Development should pay for quality parks
The Eudora City Council set aside $40,000 in the 2003 budget to develop an eastside park. That decision wasn't made without some grumbling about spending money on a new park when the city's current green spaces are in need of upgrades and even attention to basic maintenance.
Such resentment is understandable. Park resources are always scarce. Longtime residents don't want to see limited available money steered to new parks. At a joint meeting of the City Council, Planning Commission and Parks and Recreation Commission last week, the consensus was that the current parkland enhancement program isn't achieving the desired results. The $200-per-lot parkland assessment hasn't proven enough to adequately finance new parks. Also, developers find it more advantageous to pay the assessment, rather than donate land for green space. As unfortunate as that is for the city, developers can't be blamed for doing what is best for them.
A fair assessment must be found that will create willingness among developers to donate attractive parkland, perhaps as a condition of a preliminary plat.

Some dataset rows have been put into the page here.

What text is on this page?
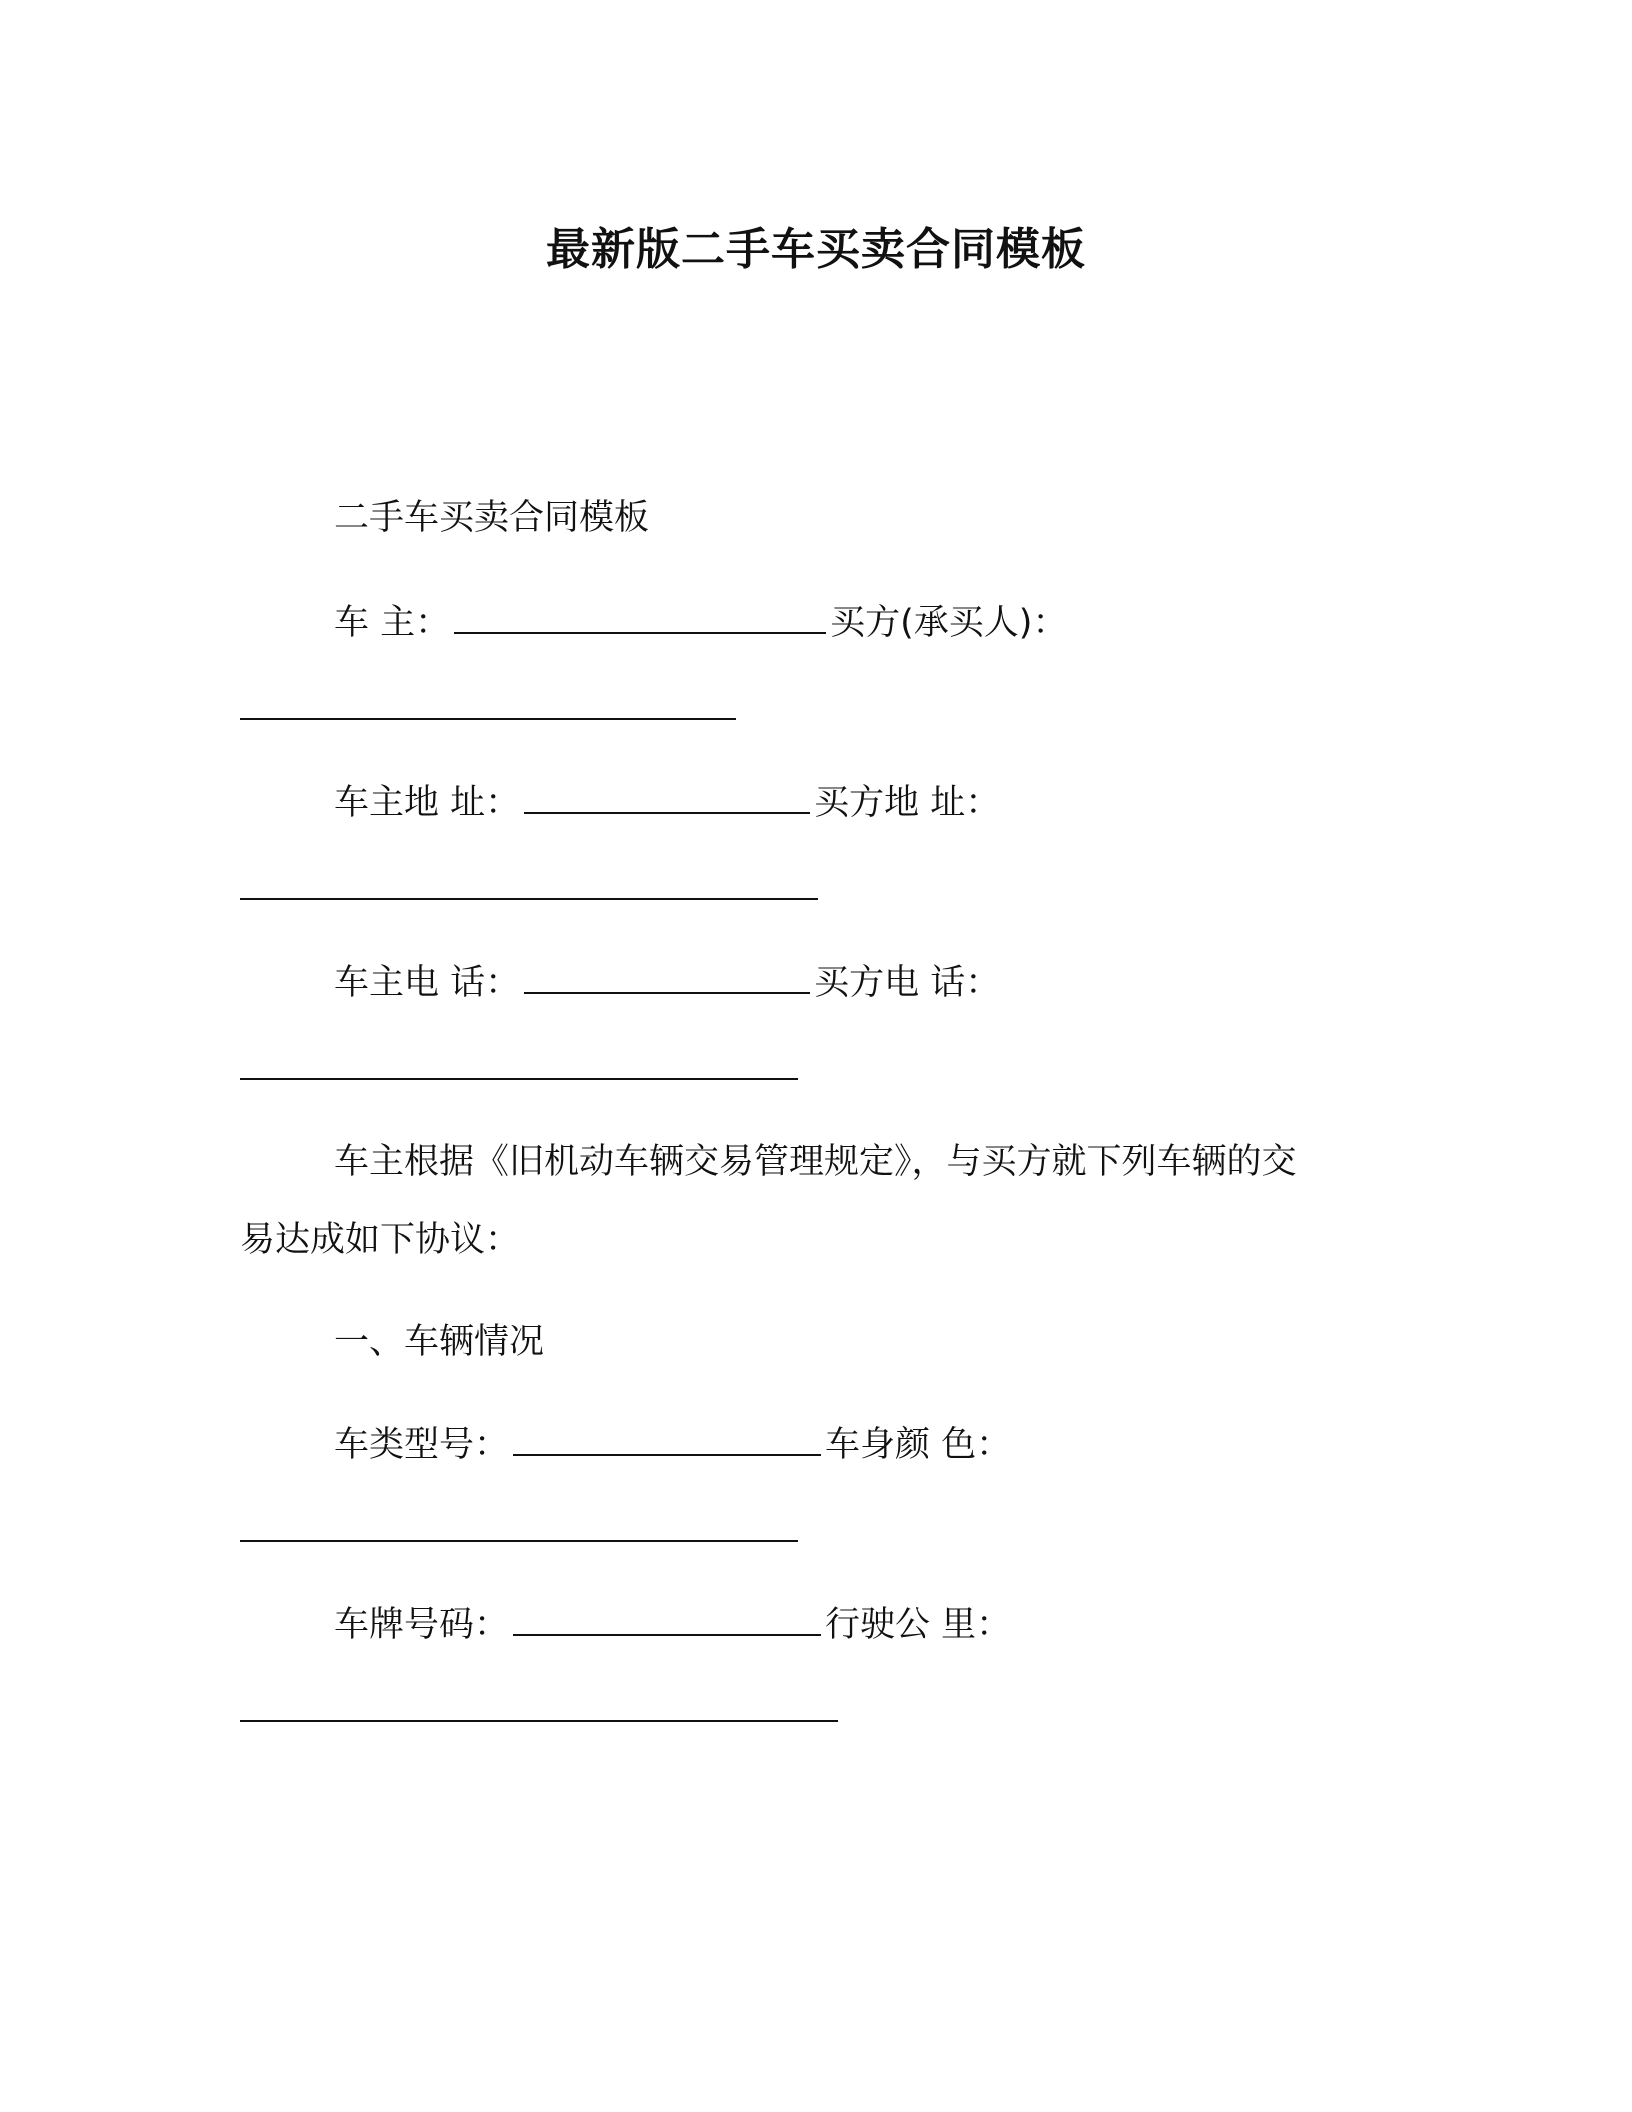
最新版二手车买卖合同模板
二手车买卖合同模板
车 主：	买方(承买人)：
车主地 址：	买方地 址：
车主电 话：	买方电 话：
车主根据《旧机动车辆交易管理规定》，与买方就下列车辆的交
易达成如下协议：
一、车辆情况
车类型号：	车身颜 色：
车牌号码：	行驶公 里：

Parks are ultimately a good deal for developers. They make homes more attractive to new homeowners, who will ultimately pay for new parks through increased lot prices. At the risk of sounding greedy, the city should ask for a little more.
City residents as a whole will be asked to help with the expense of maintaining new parks. At the same time, new residents will likely enjoy the amenities offered at existing parks. Lot assessments above that needed for new parks should be seen as new homeowners buying shares in the city's existing assets.